WOTC, like every other traditional(board) and digital gaming company has a metric where they see responses to card art and how people have reacted. This is collected from their websites, social media, blogs, cookies and meta data. That is how they select artists for their artist series and secret lair or who gets assigned planeswalkers and AAA moment art, box covers etc. (that along with skill set, experience and ability to deliver under pressure)
So in theory it would only take a few big name artists to stop working or demand raises to force a change. Dave Rapooza has already announced he is not going to work for WOTC anymore.
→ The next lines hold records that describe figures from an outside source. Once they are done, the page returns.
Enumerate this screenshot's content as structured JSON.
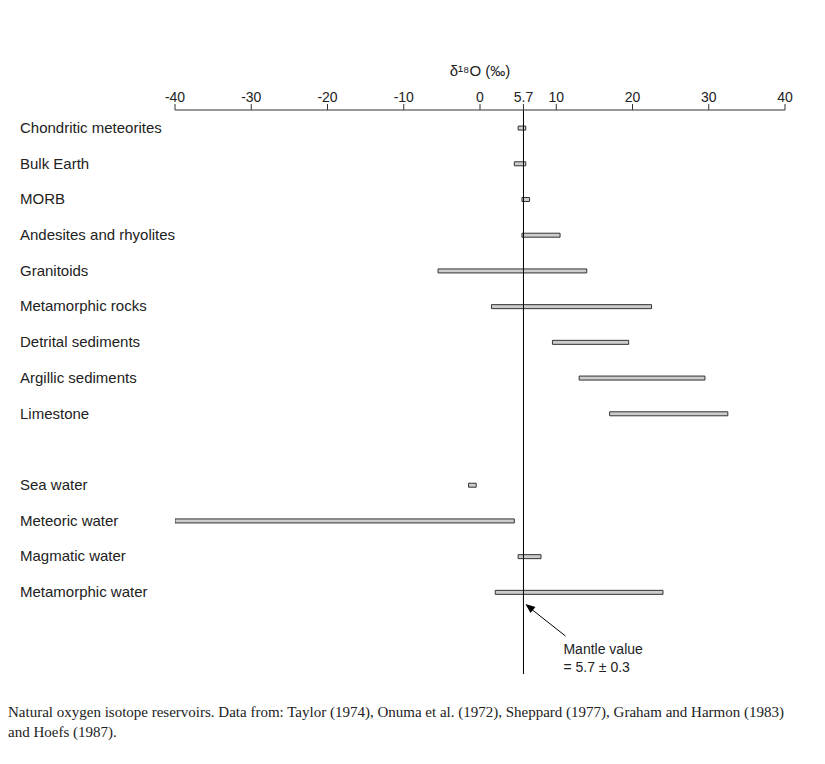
{
  "chart_data": {
    "type": "bar",
    "orientation": "horizontal",
    "xlabel": "δ¹⁸O (‰)",
    "categories": [
      "Chondritic meteorites",
      "Bulk Earth",
      "MORB",
      "Andesites and rhyolites",
      "Granitoids",
      "Metamorphic rocks",
      "Detrital sediments",
      "Argillic sediments",
      "Limestone",
      null,
      "Sea water",
      "Meteoric water",
      "Magmatic water",
      "Metamorphic water"
    ],
    "values": [
      [
        5,
        6
      ],
      [
        4.5,
        6
      ],
      [
        5.5,
        6.5
      ],
      [
        5.5,
        10.5
      ],
      [
        -5.5,
        14
      ],
      [
        1.5,
        22.5
      ],
      [
        9.5,
        19.5
      ],
      [
        13,
        29.5
      ],
      [
        17,
        32.5
      ],
      null,
      [
        -1.5,
        -0.5
      ],
      [
        -40,
        4.5
      ],
      [
        5,
        8
      ],
      [
        2,
        24
      ]
    ],
    "color": "#cccccc",
    "xlim": [
      -40,
      40
    ],
    "xticks": [
      -40,
      -30,
      -20,
      -10,
      0,
      5.7,
      10,
      20,
      30,
      40
    ],
    "grid": false,
    "reference_line": {
      "x": 5.7,
      "label": [
        "Mantle value",
        "= 5.7 ± 0.3"
      ]
    },
    "caption": "Natural oxygen isotope reservoirs. Data from: Taylor (1974), Onuma et al. (1972), Sheppard (1977), Graham and Harmon (1983) and Hoefs (1987)."
  }
}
Jason Rainville did too after the whole generativeAI in the Karlov Manor marketing art (not once but twice).
A collective withdrawal of their top tier artist will force change, followed by the younger artists joining in.
This is great information, Donato!
As someone that works as a creative director in entertainment advertising full-time and has done some Universes Beyond work on the side, the digital-only aspect is 100% coming from the 3rd party licensor. They get very strict with what people can do with art they’ve commissioned, and they’re just bringing that over to any and all licensing agreements. I’m so used to it in advertising that it never bothered me with MTG: UB. I’ve stopped trying to do traditional pieces, mostly, for my ad work too because by contract the client owns everything, so I wouldn’t be allowed to sell sketches or paintings after the film, show or game comes out. The difference is that advertising pays very well. 3x-4x what MTG pays so the limitations don’t bother me. But the MTG stuff is fun to work on, so there’s a bit of a trade-off there.
I definitely agree with you about the lack of raising base-pay for the last 30+ years being a terrible business model, though anyone that doesn’t come back to them with a higher bid is, perhaps, doing it wrong. I make it a standard practice to come back with a higher bid on ANY freelance project. Even if it’s only a small increase, it’s in our best interest to up that pay however we can, since nobody else will do it for us. I have yet to have them decline my higher bid. So that’s perhaps some food for thought for anyone who is looking to work on MTG.
I’m glad you’re bringing all this into the light! It’s really important as this kind of behavior is prevalent across the entire commercial art industry. Base pay hasn’t increased since the 1990’s across the board, from MTG to concept design for film and games. Entry-level positions in the 90’s started at $50k-$60k/year… and they still do. It’s ridiculous, to put it mildly.
Well, hell. Thanks for writing all this up Donato.